Prior cases in this Court that at the time counseled restraint in actions seeking to enjoin state officials from enforcing state statutes or implementing public policies, did not necessarily distinguish between the type of proceedings — civil or criminal- — pending or contemplated by state officers. Wilson v. Schnettler, 365 U. S. 381, 384-385 (1961); Allegheny County v. Mashuda Co., 360 U. S. 185, 189-190 (1959); Alabama Public Service Comm’n v. Southern R. Co., 341 U. S. 341, 349-350 (1951); Burford v. Sun Oil Co., 319 U. S. 315, 317-318 (1943); Great Lakes Co. v. Huffman, 319 U. S. 293, 297-298 (1943); Brillhart v. Excess Ins. Co., 316 U. S. 491, 494-495 (1942); Watson v. Buck, 313 U. S. 387, 400-401 (1941); Beal v. Missouri Pacific R. Co., 312 U. S. 45, 49-50 (1941); Spielman Motor Sales Co. v. Dodge, 295 U. S. 89, 95-97 (1935); Pennsylvania v. Williams, 294 U. S. 176, 185 (1935); Hawks v. Hamill, 288 U. S. 52, 60-61 (1933); Matthews v. Rodgers, 284 U. S. 521, 525-526 (1932); Massachusetts State Grange v. Benton, 272 U. S. 525, 527 (1926); Fenner v. Boykin, 271 U. S. 240, 243 (1926).

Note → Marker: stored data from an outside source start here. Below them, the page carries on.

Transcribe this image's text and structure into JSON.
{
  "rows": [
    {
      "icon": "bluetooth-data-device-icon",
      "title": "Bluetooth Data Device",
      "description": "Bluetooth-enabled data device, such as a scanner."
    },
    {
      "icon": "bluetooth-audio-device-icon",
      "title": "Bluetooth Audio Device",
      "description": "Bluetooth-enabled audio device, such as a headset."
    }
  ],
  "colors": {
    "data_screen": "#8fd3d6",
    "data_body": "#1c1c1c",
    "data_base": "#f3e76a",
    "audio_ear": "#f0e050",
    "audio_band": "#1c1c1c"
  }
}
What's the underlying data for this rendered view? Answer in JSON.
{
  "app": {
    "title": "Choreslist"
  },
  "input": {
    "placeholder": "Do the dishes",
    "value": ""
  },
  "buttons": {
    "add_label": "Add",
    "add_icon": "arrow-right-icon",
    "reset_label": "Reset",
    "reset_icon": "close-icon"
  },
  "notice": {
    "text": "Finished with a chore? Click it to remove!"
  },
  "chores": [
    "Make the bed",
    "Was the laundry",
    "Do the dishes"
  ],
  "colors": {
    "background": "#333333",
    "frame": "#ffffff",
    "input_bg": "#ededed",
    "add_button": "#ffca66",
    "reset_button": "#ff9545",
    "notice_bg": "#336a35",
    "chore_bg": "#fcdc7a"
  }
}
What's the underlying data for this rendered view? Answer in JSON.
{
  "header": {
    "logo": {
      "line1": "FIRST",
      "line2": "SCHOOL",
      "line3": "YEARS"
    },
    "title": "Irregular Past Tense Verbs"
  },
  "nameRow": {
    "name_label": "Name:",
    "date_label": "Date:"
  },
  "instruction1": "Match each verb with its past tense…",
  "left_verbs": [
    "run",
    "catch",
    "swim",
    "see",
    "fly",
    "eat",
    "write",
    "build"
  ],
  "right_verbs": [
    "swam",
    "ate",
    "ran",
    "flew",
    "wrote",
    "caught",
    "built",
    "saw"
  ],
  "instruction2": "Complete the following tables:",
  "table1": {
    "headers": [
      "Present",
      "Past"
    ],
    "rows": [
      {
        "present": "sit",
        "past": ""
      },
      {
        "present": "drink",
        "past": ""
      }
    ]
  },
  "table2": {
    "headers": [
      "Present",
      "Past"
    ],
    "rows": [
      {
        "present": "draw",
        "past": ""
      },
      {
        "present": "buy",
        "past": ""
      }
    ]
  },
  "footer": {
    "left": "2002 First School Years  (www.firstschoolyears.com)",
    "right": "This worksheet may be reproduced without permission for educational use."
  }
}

As in Juidice v. Vail, 430 U. S. 327, 336 n. 13 (1977), we have no occasion to decide whether Younger principles apply to all civil litigation.

Appellees argue that the injunction issued below in no way interfered with a pending state case. They point to the fact that only the attachment proceeding was interfered with — the underlying fraud action may continue unimpeded — and claim that the attachment proceeding is not a court proceeding within the doctrine of Younger and Huffman. In this regard they rely on Lynch v. Household Finance Corp., 405 U. S. 538 (1972); Fuentes v. Shevin, 407 U. S. 67 (1972); and Gerstein v. Pugh, 420 U. S. 103 (1975). None of these cases control here.

In this case the attachment was issued by a court clerk and is very much a part of the underlying action for fraud. Moreover, the attachment in this case contained- a return date on which the parties were to appear in court and at which time the appellees would have had an opportunity to contest the validity of the attachment. Thus the attachment proceeding was “pending” in the state courts within the Younger and Huffman doctrine at the time of the federal suit.

The parties are in disagreement on this issue, the State squarely asserting, and the appellees denying, that the federal due process claim could have been presented and decided in the pending attachment proceeding. Mr. Justice Stevens, in dissent, offers additional reasons — not relied on by appellees and not addressed by the State — for concluding that the state suit did not offer an adequate forum for litigating the federal claim. We do not resolve these conflicting views.

Appellees have argued here that the relief granted in favor of other class members is not barred by Younger and Huffman because state cases were not pending against some of them. Since the class should never have been certified, we need not address this argument.